The Congressional Budget Office (CBO) says 40% of minimum wage workers live in households with incomes more than three times the federal poverty level (FPL). Many of these are teenagers. In this case, a higher minimum wage shifts income from low-income households who pay more for the goods they buy to higher-income households where the teenage workers live.

Other studies find that the wage hike is paid for when employers reduce other benefits, such as health insurance and job training. Non-wage benefits make up about 30% of total compensation. If that happens, the wage hike doesn’t increase employee income, it just changes the composition of that income. In many cases, the aggregate costs may exceed the benefits, making the intended beneficiaries of the wage hike worse off than they were before.

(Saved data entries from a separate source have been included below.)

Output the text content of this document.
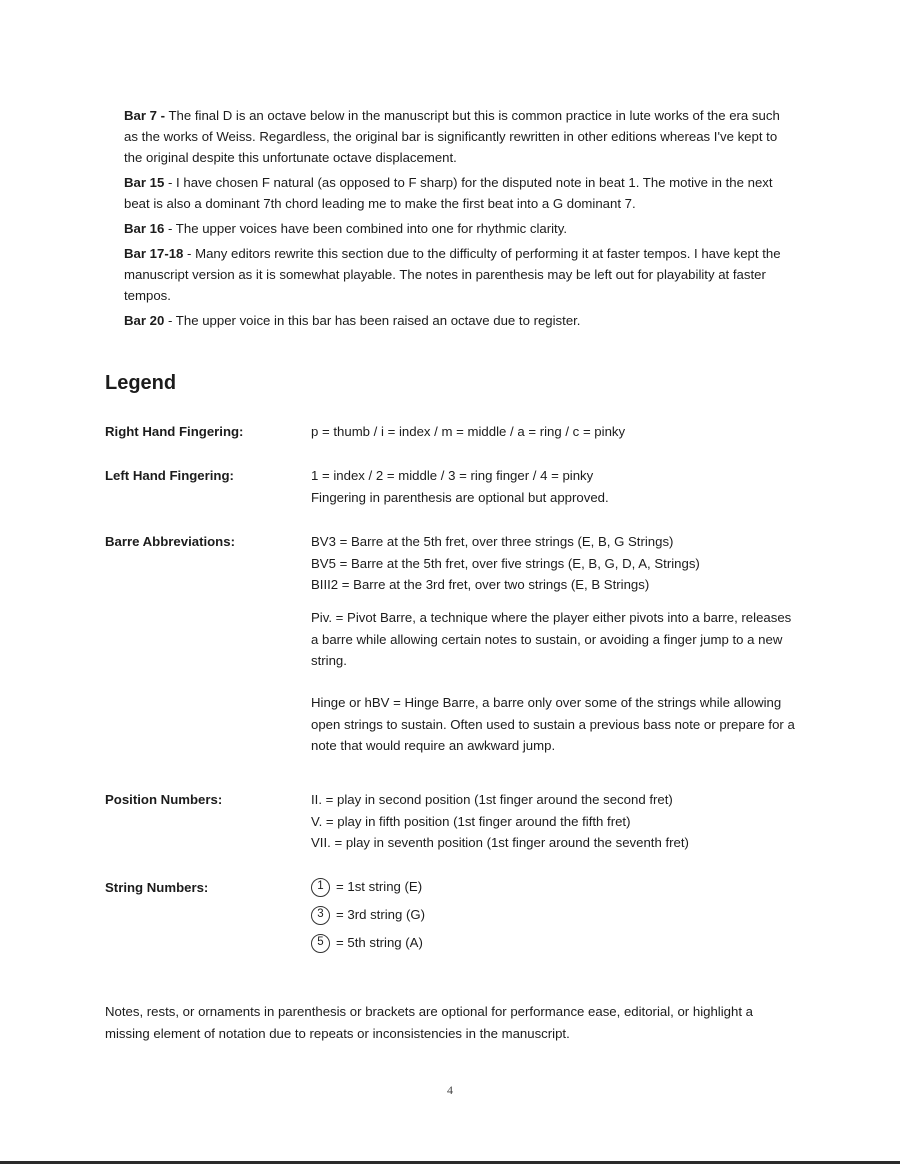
Bar 7 - The final D is an octave below in the manuscript but this is common practice in lute works of the era such as the works of Weiss. Regardless, the original bar is significantly rewritten in other editions whereas I've kept to the original despite this unfortunate octave displacement.

Bar 15 - I have chosen F natural (as opposed to F sharp) for the disputed note in beat 1. The motive in the next beat is also a dominant 7th chord leading me to make the first beat into a G dominant 7.

Bar 16 - The upper voices have been combined into one for rhythmic clarity.

Bar 17-18 - Many editors rewrite this section due to the difficulty of performing it at faster tempos. I have kept the manuscript version as it is somewhat playable. The notes in parenthesis may be left out for playability at faster tempos.

Bar 20 - The upper voice in this bar has been raised an octave due to register.

Legend
Right Hand Fingering:	p = thumb / i = index / m = middle / a = ring / c = pinky
Left Hand Fingering:	1 = index / 2 = middle / 3 = ring finger / 4 = pinky
Fingering in parenthesis are optional but approved.
Barre Abbreviations:	BV3 = Barre at the 5th fret, over three strings (E, B, G Strings)
BV5 = Barre at the 5th fret, over five strings (E, B, G, D, A, Strings)
BIII2 = Barre at the 3rd fret, over two strings (E, B Strings)

Piv. = Pivot Barre, a technique where the player either pivots into a barre, releases a barre while allowing certain notes to sustain, or avoiding a finger jump to a new string.

Hinge or hBV = Hinge Barre, a barre only over some of the strings while allowing open strings to sustain. Often used to sustain a previous bass note or prepare for a note that would require an awkward jump.

Position Numbers:	II. = play in second position (1st finger around the second fret)
V. = play in fifth position (1st finger around the fifth fret)
VII. = play in seventh position (1st finger around the seventh fret)
String Numbers:	1 = 1st string (E)
3 = 3rd string (G)
5 = 5th string (A)

Notes, rests, or ornaments in parenthesis or brackets are optional for performance ease, editorial, or highlight a missing element of notation due to repeats or inconsistencies in the manuscript.

4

Economics teaches us that prices play a vital social function. Artificially changing them creates unintended social consequences. But there are a great many people who don’t believe that, or choose to ignore it. They believe that if a price is judged too low, government can increase it and nothing bad will happen. If a price is judged too high, the government can lower it and nothing bad will happen.

What are the unintended consequences of the minimum wage?

Goodman says minimum wages lead to greater unemployment, loss of non-wage benefits, disproportionate impact on low-income youth, more racial discrimination, lost entitlement benefits if family income rises, and increased criminal activity when legal work is priced out of reach. Yet those who advocate for higher minimum wages pretend to be looking out for the poor!

Goodman says “Failing to get to the bottom of these effects before blindly legislating is worse than negligence on the part of politicians. It is public policy malpractice.”